JFFS3 & performance

Josh Boyer jdub at us.ibm.com
Wed Jan 12 17:43:44 EST 2005


On Wed, 2005-01-12 at 16:30, Jared Hulbert wrote:
> > > Clarification on NOR technology.  Remember that the ability to run
> > > code XIP is effectively a requirement for a NOR chip.  This means no
> > > read errors can leave the chip.  I don't see this changing in the
> > > foreseeable future.  Any read errors that do occur would probably be
> > > caused by a failed/incomplete program
> > >
> > > We probably do want to be able to easily retire, reprogram, and/or
> > > test those blocks/pages that get read errors.  That would have to be
> > > done in the filesystem and the chip driver needs to be able report a
> > > read error occured.
> > 
> > What would you conclude from this (in the context of disscussion)? That
> > CRC *must* be *always* checked in case of NOR?
> 
> Retiring blocks/pages was an idea for the more lossy flash NAND, AND
> etc.  If your media goes bad with NOR you probably can't boot anyway.
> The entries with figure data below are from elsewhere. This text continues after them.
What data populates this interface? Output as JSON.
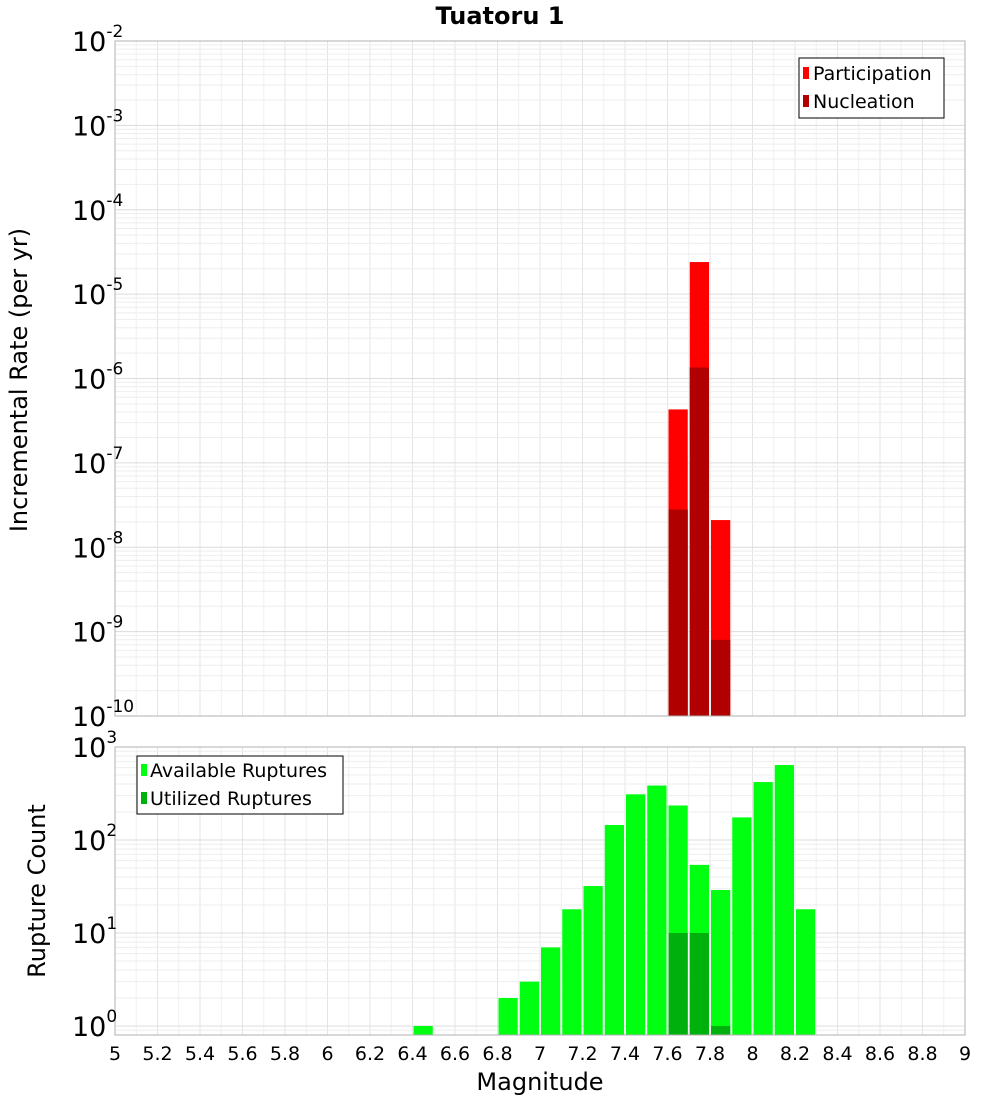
{
  "chart_data": [
    {
      "type": "bar",
      "title": "Tuatoru 1",
      "xlabel": "Magnitude",
      "ylabel": "Incremental Rate (per yr)",
      "yscale": "log",
      "xlim": [
        5,
        9
      ],
      "ylim": [
        1e-10,
        0.01
      ],
      "ytick_exponents": [
        "-2",
        "-3",
        "-4",
        "-5",
        "-6",
        "-7",
        "-8",
        "-9",
        "-10"
      ],
      "legend_position": "top-right",
      "series": [
        {
          "name": "Participation",
          "color": "#ff0000",
          "points": [
            {
              "x": 7.65,
              "y": 4.3e-07
            },
            {
              "x": 7.75,
              "y": 2.4e-05
            },
            {
              "x": 7.85,
              "y": 2.1e-08
            }
          ]
        },
        {
          "name": "Nucleation",
          "color": "#b00000",
          "points": [
            {
              "x": 7.65,
              "y": 2.8e-08
            },
            {
              "x": 7.75,
              "y": 1.35e-06
            },
            {
              "x": 7.85,
              "y": 8e-10
            }
          ]
        }
      ]
    },
    {
      "type": "bar",
      "xlabel": "Magnitude",
      "ylabel": "Rupture Count",
      "yscale": "log",
      "xlim": [
        5,
        9
      ],
      "ylim": [
        0.8,
        1000
      ],
      "ytick_exponents": [
        "3",
        "2",
        "1",
        "0"
      ],
      "xticks": [
        "5",
        "5.2",
        "5.4",
        "5.6",
        "5.8",
        "6",
        "6.2",
        "6.4",
        "6.6",
        "6.8",
        "7",
        "7.2",
        "7.4",
        "7.6",
        "7.8",
        "8",
        "8.2",
        "8.4",
        "8.6",
        "8.8",
        "9"
      ],
      "legend_position": "top-left",
      "series": [
        {
          "name": "Available Ruptures",
          "color": "#00ff11",
          "points": [
            {
              "x": 6.45,
              "y": 1
            },
            {
              "x": 6.85,
              "y": 2
            },
            {
              "x": 6.95,
              "y": 3
            },
            {
              "x": 7.05,
              "y": 7
            },
            {
              "x": 7.15,
              "y": 18
            },
            {
              "x": 7.25,
              "y": 32
            },
            {
              "x": 7.35,
              "y": 145
            },
            {
              "x": 7.45,
              "y": 310
            },
            {
              "x": 7.55,
              "y": 385
            },
            {
              "x": 7.65,
              "y": 235
            },
            {
              "x": 7.75,
              "y": 54
            },
            {
              "x": 7.85,
              "y": 29
            },
            {
              "x": 7.95,
              "y": 175
            },
            {
              "x": 8.05,
              "y": 420
            },
            {
              "x": 8.15,
              "y": 640
            },
            {
              "x": 8.25,
              "y": 18
            }
          ]
        },
        {
          "name": "Utilized Ruptures",
          "color": "#00b00c",
          "points": [
            {
              "x": 7.65,
              "y": 10
            },
            {
              "x": 7.75,
              "y": 10
            },
            {
              "x": 7.85,
              "y": 1
            }
          ]
        }
      ]
    }
  ]
}
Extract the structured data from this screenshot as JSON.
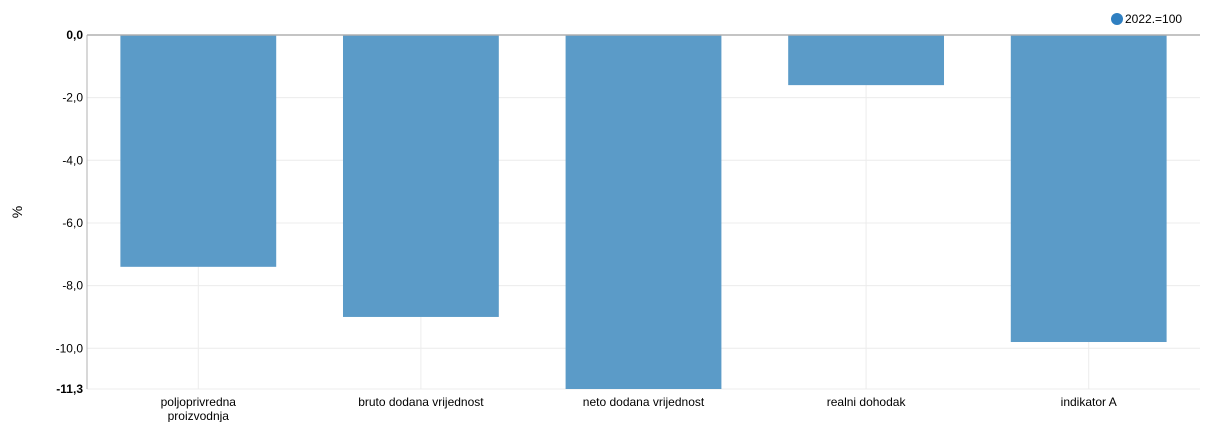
{
  "chart_data": {
    "type": "bar",
    "title": "",
    "xlabel": "",
    "ylabel": "%",
    "categories": [
      [
        "poljoprivredna",
        "proizvodnja"
      ],
      [
        "bruto dodana vrijednost"
      ],
      [
        "neto dodana vrijednost"
      ],
      [
        "realni dohodak"
      ],
      [
        "indikator A"
      ]
    ],
    "series": [
      {
        "name": "2022.=100",
        "values": [
          -7.4,
          -9.0,
          -11.3,
          -1.6,
          -9.8
        ]
      }
    ],
    "ylim": [
      -11.3,
      0
    ],
    "yticks": [
      0,
      -2,
      -4,
      -6,
      -8,
      -10,
      -11.3
    ],
    "ytick_labels": [
      "0,0",
      "-2,0",
      "-4,0",
      "-6,0",
      "-8,0",
      "-10,0",
      "-11,3"
    ],
    "grid": true,
    "legend_position": "top-right",
    "colors": {
      "bar": "#5b9bc8",
      "legend_marker": "#2f7fc1",
      "grid": "#ececec",
      "axis": "#b0b0b0"
    }
  }
}
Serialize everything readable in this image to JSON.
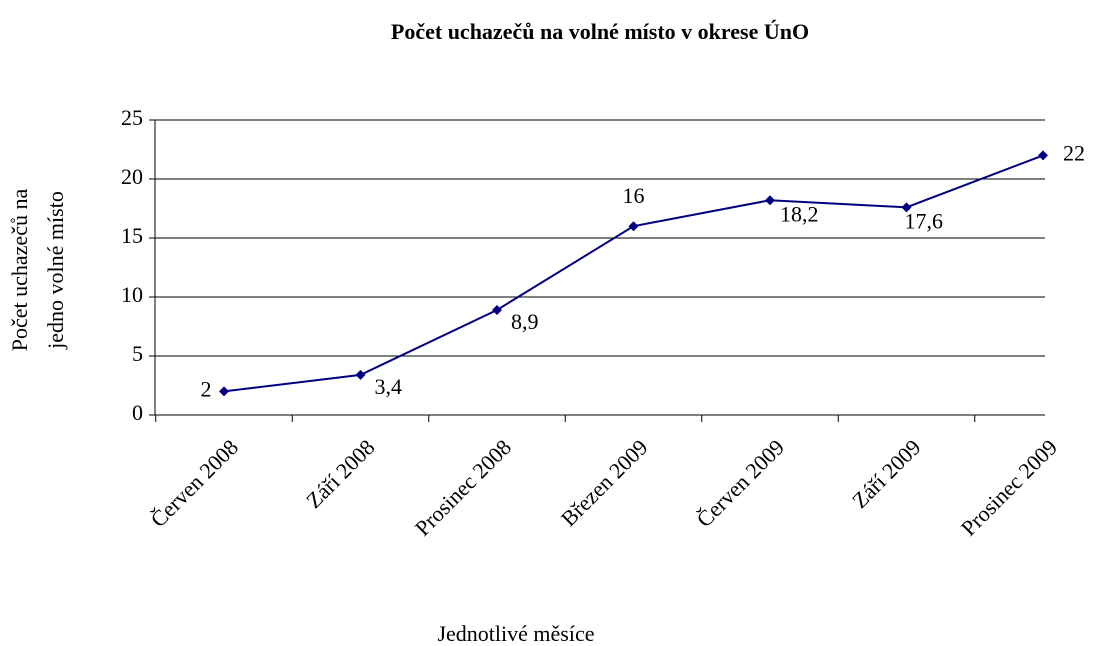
{
  "chart_data": {
    "type": "line",
    "title": "Počet uchazečů na volné místo v okrese ÚnO",
    "x_label": "Jednotlivé měsíce",
    "y_label": [
      "Počet uchazečů na",
      "jedno volné místo"
    ],
    "categories": [
      "Červen 2008",
      "Září 2008",
      "Prosinec 2008",
      "Březen 2009",
      "Červen 2009",
      "Září 2009",
      "Prosinec 2009"
    ],
    "series": [
      {
        "name": "Počet uchazečů",
        "color": "#000080",
        "values": [
          2,
          3.4,
          8.9,
          16,
          18.2,
          17.6,
          22
        ],
        "value_labels": [
          "2",
          "3,4",
          "8,9",
          "16",
          "18,2",
          "17,6",
          "22"
        ]
      }
    ],
    "ylim": [
      0,
      25
    ],
    "yticks": [
      0,
      5,
      10,
      15,
      20,
      25
    ],
    "grid": true
  }
}
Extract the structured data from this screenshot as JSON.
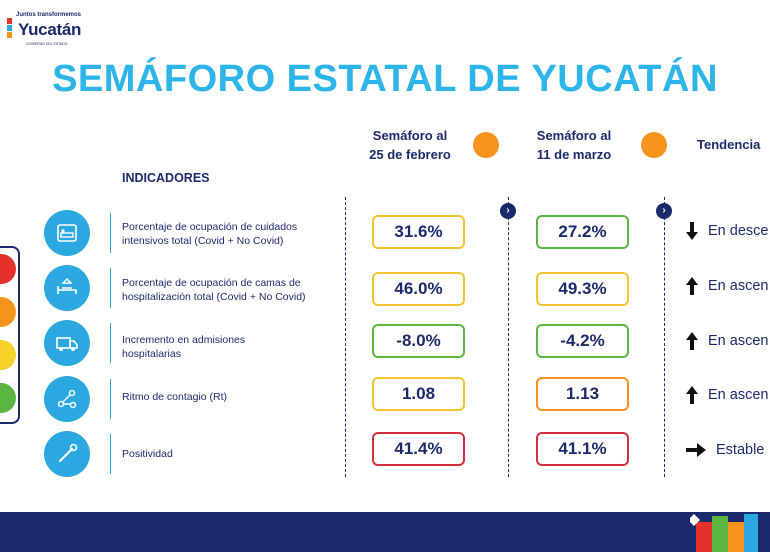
{
  "logo": {
    "top_line": "Juntos transformemos",
    "name": "Yucatán",
    "gov": "GOBIERNO DEL ESTADO"
  },
  "title": "SEMÁFORO ESTATAL DE YUCATÁN",
  "columns": {
    "col1": {
      "line1": "Semáforo al",
      "line2": "25 de febrero",
      "status_color": "#f6931d"
    },
    "col2": {
      "line1": "Semáforo al",
      "line2": "11 de marzo",
      "status_color": "#f6931d"
    },
    "trend": "Tendencia"
  },
  "indicators_header": "INDICADORES",
  "rows": [
    {
      "icon": "icu-bed-icon",
      "label_line1": "Porcentaje de ocupación de cuidados",
      "label_line2": "intensivos total (Covid + No Covid)",
      "v1": "31.6%",
      "v1_color": "#f2c530",
      "v2": "27.2%",
      "v2_color": "#5cb442",
      "trend_icon": "arrow-down-icon",
      "trend": "En desce"
    },
    {
      "icon": "hospital-bed-icon",
      "label_line1": "Porcentaje de ocupación de camas de",
      "label_line2": "hospitalización total (Covid + No Covid)",
      "v1": "46.0%",
      "v1_color": "#f2c530",
      "v2": "49.3%",
      "v2_color": "#f2c530",
      "trend_icon": "arrow-up-icon",
      "trend": "En ascen"
    },
    {
      "icon": "ambulance-icon",
      "label_line1": "Incremento en admisiones",
      "label_line2": "hospitalarias",
      "v1": "-8.0%",
      "v1_color": "#5cb442",
      "v2": "-4.2%",
      "v2_color": "#5cb442",
      "trend_icon": "arrow-up-icon",
      "trend": "En ascen"
    },
    {
      "icon": "contagion-icon",
      "label_line1": "Ritmo de contagio (Rt)",
      "label_line2": "",
      "v1": "1.08",
      "v1_color": "#f2c530",
      "v2": "1.13",
      "v2_color": "#f6931d",
      "trend_icon": "arrow-up-icon",
      "trend": "En ascen"
    },
    {
      "icon": "test-swab-icon",
      "label_line1": "Positividad",
      "label_line2": "",
      "v1": "41.4%",
      "v1_color": "#d32f3a",
      "v2": "41.1%",
      "v2_color": "#d32f3a",
      "trend_icon": "arrow-right-icon",
      "trend": "Estable"
    }
  ],
  "traffic_light": [
    "#e4312b",
    "#f6931d",
    "#f7d22a",
    "#5cb442"
  ]
}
That's not true.  Eraseblocks can go bad during operation.  That doesn't
mean that the whole device returns bad data.

> 
> I'm thinking the opposite conclusion.  If I understand this correctly
> most CRC's on NOR are wasted effort.  I don't claim to quite
> understand JFFS2 architecture yet but it seems to me the data CRC's
> are not needed for NOR, perhaps some of the other CRC's are not needed
> as well.

CRCs are needed.  Or rather, some form of checksum is needed.  Bits flip
during operation on NOR as well.  I've seen it happen.  It's rare, but
as David put it in an IRC conversation "it's a sanity check on the
hardware".

There's sort of multiple threads on this topic, so maybe check some of
those.  We even got Joern to agree they're needed :).